A pair of the Baylor University School of Music’s major instrumental ensembles, the Symphonic Band and the Wind Ensemble, will perform on Monday, November 25, beginning at 7:30 p.m. in Jones Concert Hall, located within the Glennis McCrary Music Building. The Symphonic Band is led by Associate Director of Bands Isaiah Odajima, while the Wind Ensemble performs under the baton of Director of Bands J. Eric Wilson. Special guest will be composer Ryan Lindveit, one of whose works will be presented by each of the two bands.
Opening the program will be the Symphonic Band’s performance of Paul Dukas’s fanfare Pour précéder “La Péri” from 1927, conducted by Assistant Director of Bands Steve Dailey.
Graduate conductor Nathan Taylor will lead the Symphonic Band in Ronald Lo Presti’s Elegy for a Young American from 1964, a response to the tragic assassination of John F. Kennedy.
Guest composer Ryan Lindveit’s Mysterious Butterflies from 2018 will come next. This piece, commissioned by the Big 12 Band Directors Association, takes its title from Recollections of My Life by the founder of neuroscience, Santiago Ramón y Cajal (1852-1934).
German composer Paul Hindemith wrote his brilliant three-movement Symphony in B-flat in 1951, after being approached by the U.S. Army Band to guest conduct the band.
The Wind Ensemble’s portion of the concert will begin with Gustav Holst’s 1928 band arrangement of the organ Fugue à la Gigue, BWV 577, by Johann Sebastian Bach, and that will be followed, by Holst’s Hammersmith: Prelude and Scherzo, Op. 22, from 1930.

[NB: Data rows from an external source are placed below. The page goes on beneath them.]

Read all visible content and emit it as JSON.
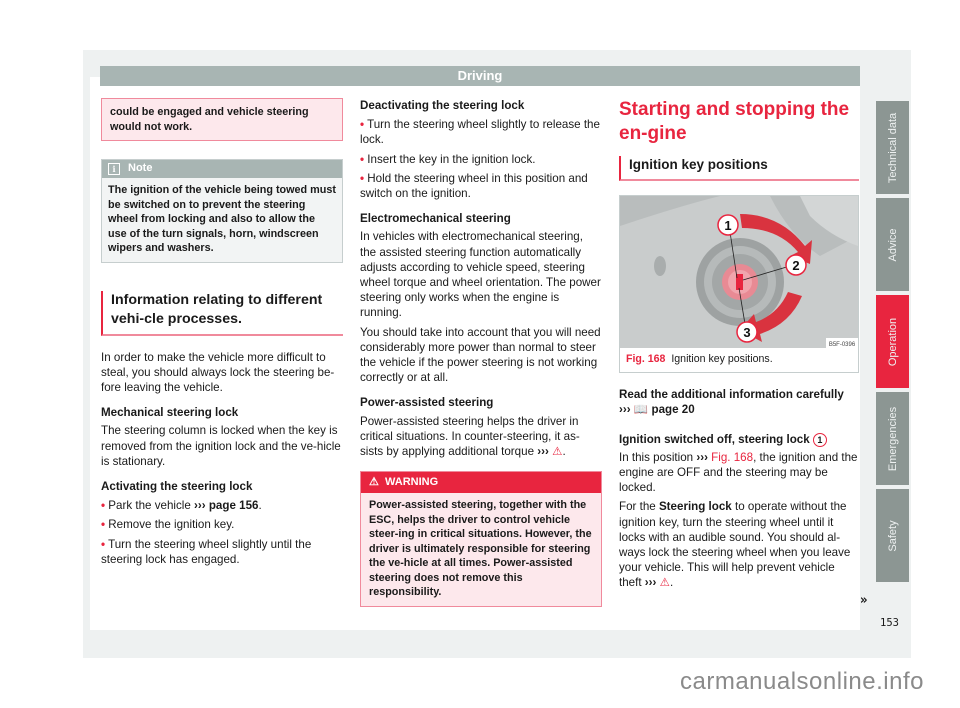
{
  "header": {
    "title": "Driving"
  },
  "column1": {
    "top_callout": "could be engaged and vehicle steering would not work.",
    "note": {
      "label": "Note",
      "icon": "info-icon",
      "text": "The ignition of the vehicle being towed must be switched on to prevent the steering wheel from locking and also to allow the use of the turn signals, horn, windscreen wipers and washers."
    },
    "section_heading": "Information relating to different vehi-cle processes.",
    "intro": "In order to make the vehicle more difficult to steal, you should always lock the steering be-fore leaving the vehicle.",
    "mechanical": {
      "heading": "Mechanical steering lock",
      "text": "The steering column is locked when the key is removed from the ignition lock and the ve-hicle is stationary."
    },
    "activating": {
      "heading": "Activating the steering lock",
      "bullets": [
        {
          "text": "Park the vehicle ",
          "arrow": "›››",
          "link": "page 156",
          "tail": "."
        },
        {
          "text": "Remove the ignition key."
        },
        {
          "text": "Turn the steering wheel slightly until the steering lock has engaged."
        }
      ]
    }
  },
  "column2": {
    "deactivating": {
      "heading": "Deactivating the steering lock",
      "bullets": [
        "Turn the steering wheel slightly to release the lock.",
        "Insert the key in the ignition lock.",
        "Hold the steering wheel in this position and switch on the ignition."
      ]
    },
    "electromechanical": {
      "heading": "Electromechanical steering",
      "p1": "In vehicles with electromechanical steering, the assisted steering function automatically adjusts according to vehicle speed, steering wheel torque and wheel orientation. The power steering only works when the engine is running.",
      "p2": "You should take into account that you will need considerably more power than normal to steer the vehicle if the power steering is not working correctly or at all."
    },
    "power_assisted": {
      "heading": "Power-assisted steering",
      "text": "Power-assisted steering helps the driver in critical situations. In counter-steering, it as-sists by applying additional torque",
      "arrow": "›››",
      "warn_symbol": "⚠"
    },
    "warning": {
      "label": "WARNING",
      "icon": "warning-icon",
      "text": "Power-assisted steering, together with the ESC, helps the driver to control vehicle steer-ing in critical situations. However, the driver is ultimately responsible for steering the ve-hicle at all times. Power-assisted steering does not remove this responsibility."
    }
  },
  "column3": {
    "title": "Starting and stopping the en-gine",
    "subtitle": "Ignition key positions",
    "figure": {
      "code": "B5F-0396",
      "caption_label": "Fig. 168",
      "caption_text": "Ignition key positions.",
      "callouts": [
        "1",
        "2",
        "3"
      ]
    },
    "read_more": {
      "text": "Read the additional information carefully",
      "arrow": "›››",
      "link": "page 20"
    },
    "ignition_off": {
      "heading": "Ignition switched off, steering lock",
      "badge": "1",
      "p1_pre": "In this position ",
      "p1_arrow": "›››",
      "p1_link": "Fig. 168",
      "p1_post": ", the ignition and the engine are OFF and the steering may be locked.",
      "p2_pre": "For the ",
      "p2_bold": "Steering lock",
      "p2_post": " to operate without the ignition key, turn the steering wheel until it locks with an audible sound. You should al-ways lock the steering wheel when you leave your vehicle. This will help prevent vehicle theft",
      "p2_arrow": "›››",
      "warn_symbol": "⚠"
    },
    "continued": "»"
  },
  "side_tabs": [
    {
      "label": "Technical data",
      "active": false
    },
    {
      "label": "Advice",
      "active": false
    },
    {
      "label": "Operation",
      "active": true
    },
    {
      "label": "Emergencies",
      "active": false
    },
    {
      "label": "Safety",
      "active": false
    }
  ],
  "page_number": "153",
  "watermark": "carmanualsonline.info"
}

Ryan Lindveit’s 2016 work, Like an Altar with 9,000 Robot Attendants, was inspired by Ray Bradbury’s chilling, post-apocalyptic short story “There Will Come Soft Rains” from 1950.
Graduate conductor Hannah Morrison will be on the podium for Ye Banks and Braes o’ Bonnie Doon from 1936 by Percy Grainger, and the program will close with Awayday, English composer Adam Gorb’s 1996 homage to the great American musical comedies of Broadway.